DOI: https://doi.org/10.21954/ou.ro.0000fc64
Abstract
Traditionally, the Philosophy of Science has examined the nature of scientific discovery. In recent years, Cognitive Science has gathered together work in Artificial Intelligence (AI) and Cognitive Psychology that attempts to understand scientific discovery. However, at present, there is no generally accepted account of scientific discovery in any of these disciplines.
This thesis aims further to explore the nature of scientific discovery from an AI perspective, but does so within a clearly defined Framework, designed to structure cognitive science research on scientific discovery. The framework proposes a minimum set of components as a guide to the construction of acceptable accounts of scientific discovery. The focal concept is the Research Programme; a body of research that investigates a delimited set of phenomena using a Theoretical component and an Experimental component. The framework posits: three types of theoretical knowledge; three levels of experiments; inferences to apply and generate new theoretical & experimental knowledge; criteria for assessing the acceptability of theories & the reliability of experiments; and multiple levels of communication between the components.
Previous computer models and empirical studies of scientific discovery are reviewed.
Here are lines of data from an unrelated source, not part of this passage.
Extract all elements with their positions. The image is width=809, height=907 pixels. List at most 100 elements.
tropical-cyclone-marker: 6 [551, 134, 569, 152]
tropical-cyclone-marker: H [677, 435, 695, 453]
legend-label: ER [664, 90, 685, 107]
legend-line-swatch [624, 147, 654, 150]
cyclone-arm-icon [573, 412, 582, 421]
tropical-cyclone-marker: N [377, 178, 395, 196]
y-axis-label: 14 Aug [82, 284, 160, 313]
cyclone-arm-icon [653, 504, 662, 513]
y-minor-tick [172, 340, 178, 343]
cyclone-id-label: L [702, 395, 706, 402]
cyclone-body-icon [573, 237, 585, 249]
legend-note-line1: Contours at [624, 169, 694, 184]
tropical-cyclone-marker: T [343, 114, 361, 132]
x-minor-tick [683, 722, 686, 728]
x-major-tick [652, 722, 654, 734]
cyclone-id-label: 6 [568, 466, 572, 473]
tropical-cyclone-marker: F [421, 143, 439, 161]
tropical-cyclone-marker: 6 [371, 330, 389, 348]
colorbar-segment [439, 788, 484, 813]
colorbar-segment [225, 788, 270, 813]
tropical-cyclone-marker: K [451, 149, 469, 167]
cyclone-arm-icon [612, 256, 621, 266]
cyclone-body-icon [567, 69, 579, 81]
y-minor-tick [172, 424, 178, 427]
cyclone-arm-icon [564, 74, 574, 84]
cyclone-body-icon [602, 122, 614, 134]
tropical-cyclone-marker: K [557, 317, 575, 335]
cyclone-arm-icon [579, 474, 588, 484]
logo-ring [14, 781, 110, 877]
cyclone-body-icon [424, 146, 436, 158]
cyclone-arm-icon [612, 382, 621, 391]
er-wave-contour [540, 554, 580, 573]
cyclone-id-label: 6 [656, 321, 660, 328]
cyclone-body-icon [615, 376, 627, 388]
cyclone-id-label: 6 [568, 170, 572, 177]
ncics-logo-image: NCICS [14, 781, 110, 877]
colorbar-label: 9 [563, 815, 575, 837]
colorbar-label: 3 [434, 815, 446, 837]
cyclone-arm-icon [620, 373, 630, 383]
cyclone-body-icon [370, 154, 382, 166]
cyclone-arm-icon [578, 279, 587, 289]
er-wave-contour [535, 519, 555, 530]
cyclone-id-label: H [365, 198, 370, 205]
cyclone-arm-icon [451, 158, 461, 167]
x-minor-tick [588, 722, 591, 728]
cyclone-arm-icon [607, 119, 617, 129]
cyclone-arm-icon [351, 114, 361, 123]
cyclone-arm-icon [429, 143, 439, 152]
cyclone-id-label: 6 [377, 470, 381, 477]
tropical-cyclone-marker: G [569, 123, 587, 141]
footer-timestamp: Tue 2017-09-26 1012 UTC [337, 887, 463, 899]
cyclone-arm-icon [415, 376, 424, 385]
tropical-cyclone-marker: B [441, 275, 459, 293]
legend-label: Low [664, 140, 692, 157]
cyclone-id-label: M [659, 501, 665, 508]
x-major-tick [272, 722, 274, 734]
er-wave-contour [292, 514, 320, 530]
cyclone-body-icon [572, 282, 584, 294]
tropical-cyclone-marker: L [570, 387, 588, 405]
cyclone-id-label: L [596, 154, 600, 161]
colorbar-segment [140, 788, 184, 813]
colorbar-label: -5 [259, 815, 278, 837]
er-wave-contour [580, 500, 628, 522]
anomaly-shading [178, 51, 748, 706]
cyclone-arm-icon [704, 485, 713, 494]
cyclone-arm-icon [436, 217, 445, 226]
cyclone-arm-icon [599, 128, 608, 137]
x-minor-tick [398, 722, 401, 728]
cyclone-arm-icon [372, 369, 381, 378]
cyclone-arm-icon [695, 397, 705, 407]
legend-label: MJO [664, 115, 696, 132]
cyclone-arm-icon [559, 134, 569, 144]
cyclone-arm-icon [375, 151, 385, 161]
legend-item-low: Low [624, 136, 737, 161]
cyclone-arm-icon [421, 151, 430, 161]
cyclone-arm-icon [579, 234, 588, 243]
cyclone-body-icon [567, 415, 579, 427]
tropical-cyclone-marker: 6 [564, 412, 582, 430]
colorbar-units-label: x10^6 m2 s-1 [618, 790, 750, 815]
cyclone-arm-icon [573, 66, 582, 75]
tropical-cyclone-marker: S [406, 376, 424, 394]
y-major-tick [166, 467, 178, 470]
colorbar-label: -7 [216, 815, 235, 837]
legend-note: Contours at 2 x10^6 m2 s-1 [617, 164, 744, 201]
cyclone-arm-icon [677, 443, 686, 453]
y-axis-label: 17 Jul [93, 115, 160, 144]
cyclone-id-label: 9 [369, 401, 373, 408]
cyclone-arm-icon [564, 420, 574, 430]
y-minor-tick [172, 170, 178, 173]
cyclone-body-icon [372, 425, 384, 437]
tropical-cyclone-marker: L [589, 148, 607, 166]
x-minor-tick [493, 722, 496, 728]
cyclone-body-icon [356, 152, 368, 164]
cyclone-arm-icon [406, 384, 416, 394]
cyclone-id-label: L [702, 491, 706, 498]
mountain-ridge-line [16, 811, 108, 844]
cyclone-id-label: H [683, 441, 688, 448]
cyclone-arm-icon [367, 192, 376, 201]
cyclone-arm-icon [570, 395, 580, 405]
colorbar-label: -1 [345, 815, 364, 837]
They tend not to offer complete accounts of scientific discovery, as defined by the framework. In particular, many completely ignore the crucial role of experiments.
The STERN computational model of scientific discovery is introduced. It instantiates all the components of the Framework. STERN currently models discoveries made by Galileo in the domain of naturally accelerated terrestrial motion, although it may be applied more generally. STERN has four main strategies that are used to make discoveries: (i) confirming existing hypotheses; (ii) generalizing experimental results to form new hypotheses; (iii) generating new hypotheses from known hypotheses; and (iv) generating new experiments.
STERN is more complete than previous computational models. As such it allows novel heuristics at the level of research programmes to be investigated and high level abilities to emerge from its complexity.